2015.08.11(火)

はつこ先生の健康コラム~第13回~

はつこ先生の健康コラム

~ハーブのことをもっと知りたい!~

 

 

気や血のめぐりを良くする旬の食材で、充実した季節を過ごしましょう。

 

東洋医学では、秋は立秋(2015年は8月8日)から始まって、処暑、白露、秋分、寒露、 霜降を経て立冬(2015年は11月8日)までの3ヵ月をいいます。処暑(しょしょ)は暑さが 峠を越えて後退し始める頃とされ、今年は8月23日にあたります。暑さ寒さも彼岸まで、 とも言いますが、異常な暑さとなった今夏、「涼しくなってきましたね」と口にできる日が 待ち遠しく思えます。白露(はくろ)は大気が冷えてきて露ができ始める頃、寒露(かんろ) は露が冷気によって凍りそうになる頃、霜降(そうこう)は露が冷気によって霜となって 降り始める頃という意味です。中国最古医学書とされる『黄帝内経(こうていだいけい)』 の『素問(素問)』では、秋について次のように書かれています。「秋の3ヵ月は『容平』 という。天の気が急になり、地の気がはっきりしてくる。早寝早起きして、鶏と共に起きだす。 志を安らかにし、秋には自分の気持ちを寛大にする。神気を内に収めるようにして、 秋の気を安らかにする。志を外に向けず肺気を清らかにする。

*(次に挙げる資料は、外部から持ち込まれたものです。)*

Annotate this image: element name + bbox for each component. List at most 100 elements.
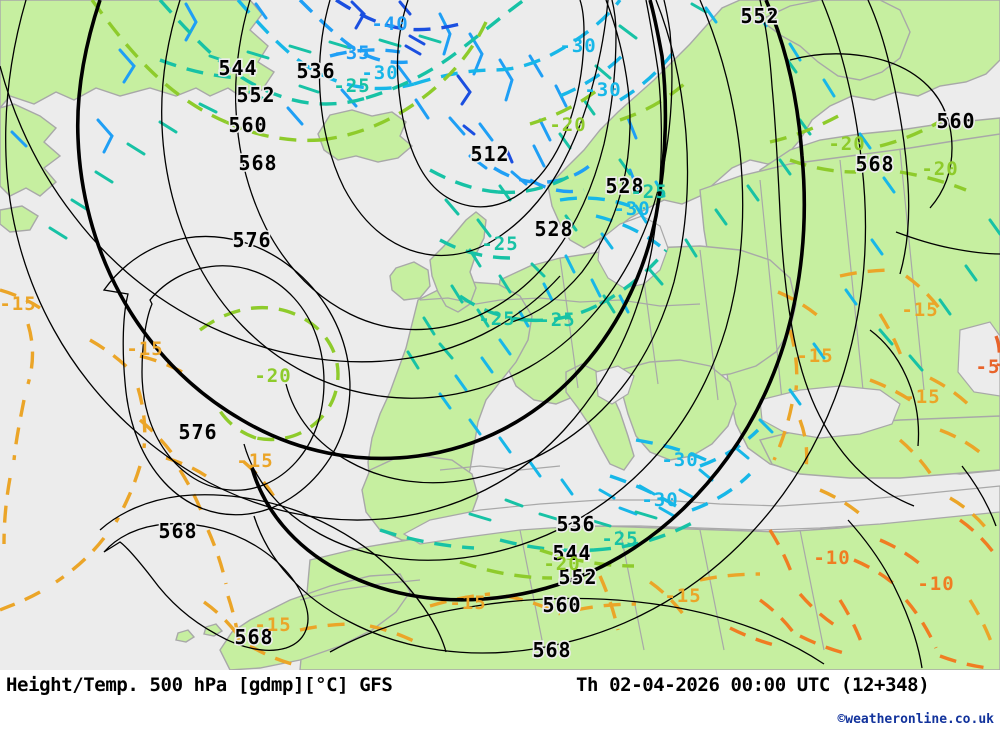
- valid-time-label: Th 02-04-2026 00:00 UTC (12+348): [576, 674, 930, 696]
- height-label: 560: [936, 109, 975, 133]
- height-contour-right-low: [869, 329, 920, 447]
- temp-contour-minus40: [335, 0, 461, 32]
- temperature-contours: [0, 0, 1000, 670]
- height-contour-544: [161, 0, 673, 399]
- temp-label: -25: [481, 233, 518, 255]
- height-label: 544: [218, 56, 257, 80]
- temp-label: -15: [126, 338, 163, 360]
- temp-label: -25: [601, 528, 638, 550]
- temp-label: -15: [236, 450, 273, 472]
- height-contour-right-arc: [789, 53, 953, 209]
- copyright-credit: ©weatheronline.co.uk: [837, 712, 994, 727]
- height-contour-576-outer: [102, 235, 351, 516]
- chart-title: Height/Temp. 500 hPa [gdmp][°C] GFS: [6, 674, 393, 696]
- temp-label: -25: [333, 75, 370, 97]
- internal-borders: [299, 149, 925, 651]
- temp-label: -30: [661, 449, 698, 471]
- land-canada-islands: [0, 205, 39, 233]
- height-contour-right-bottom: [847, 519, 923, 669]
- height-contour-560: [5, 0, 663, 521]
- height-label: 552: [236, 83, 275, 107]
- map-canvas[interactable]: 544 536 552 560 568 576 576 568 568 512 …: [0, 0, 1000, 670]
- height-contour-568-right2: [759, 0, 915, 507]
- temp-label: -20: [543, 553, 580, 575]
- height-contour-576-inner: [141, 265, 325, 491]
- temp-label: -30: [559, 35, 596, 57]
- temp-label: -20: [254, 365, 291, 387]
- temp-label: -15: [901, 299, 938, 321]
- temp-label: -35: [333, 42, 370, 64]
- land-balkans: [619, 359, 737, 461]
- height-label: 552: [740, 4, 779, 28]
- temp-label: -10: [813, 547, 850, 569]
- temp-label: -15: [0, 293, 37, 315]
- temp-contour-minus25: [158, 0, 695, 553]
- temp-label: -30: [584, 79, 621, 101]
- land-canary-islands-2: [203, 623, 224, 637]
- land-morocco: [219, 573, 411, 670]
- height-label: 528: [605, 174, 644, 198]
- height-contour-568-south: [329, 597, 825, 665]
- temp-label: -30: [641, 489, 678, 511]
- height-contour-560-south: [253, 0, 867, 654]
- height-contour-536-south: [285, 0, 689, 484]
- height-label: 528: [534, 217, 573, 241]
- height-contour-568-closed: [103, 523, 309, 651]
- temperature-contour-labels: -40 -35 -30 -25 -30 -30 -25 -30 -25 -25 …: [0, 13, 1000, 636]
- height-contour-552: [75, 0, 668, 461]
- height-label: 568: [234, 625, 273, 649]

これは秋の気に応じて収を 養う道である。これに逆らうと、肺が損なわれ、冬に下痢性の病気になりやすい。すると、 冬の働きである蔵を受けることが少ない」『容平』とは、万物が成熟して容(かたち)が 平定することをいいます。気温の変化とともに陽気が下がりはじめ、涼から寒へと変わって 万物はその色を変えていきます。秋は早寝早起きを心がけて心を安らかに保つこと、 気を徐々に収めて、意思を外に向かって出しすぎないようにすることが、 冬を迎えるための準備である、ということです。9月は昼はまだ暑いですが、 夜は秋風で涼しくなってきます。夏の疲れが身体にまだ残っていると、体調を 崩しやすくなります。10月には過ごしやすい気候となり、実りの秋を迎えます。 食べ物が美味しく感じられる時期で、身体も冬に備えて栄養を蓄えようと活発になります。 秋は乾燥する季節なので、呼吸器系が影響を受けます。東洋医学では「肺」にあたり、 ここが弱まると水分代謝が悪くなり、免疫力も落ちて風邪をひきやすくなるので注意しましょう。 また夏の強い陽射しによる肌や髪のトラブルをしっかりケアしながら、充実した季節を過ごしましょう。

 

柿………肺を潤して、のどの渇きを鎮めます。
ぎんなん………肺のはたらきを助けます。咳や痰が出るときにおすすめです。
青梗菜………体内の過剰な熱を冷まし、心を落ち着けます。
梨………水分を多く含み、熱を下げます。のどの渇き、空咳、のどの痛みに有用です。
秋カツオ、秋サケ、サバ、サンマなど……気を補い、血液の循環を助けます。夏の疲れを癒し、
冬に備えるために摂りたい食材です。
辛味のあるもの(ねぎ、大根、かぶ、玉ねぎなど)……のはたらきを助けます。

 

気や血の巡りをよくする旬の食材を、美味しくいただきましょう。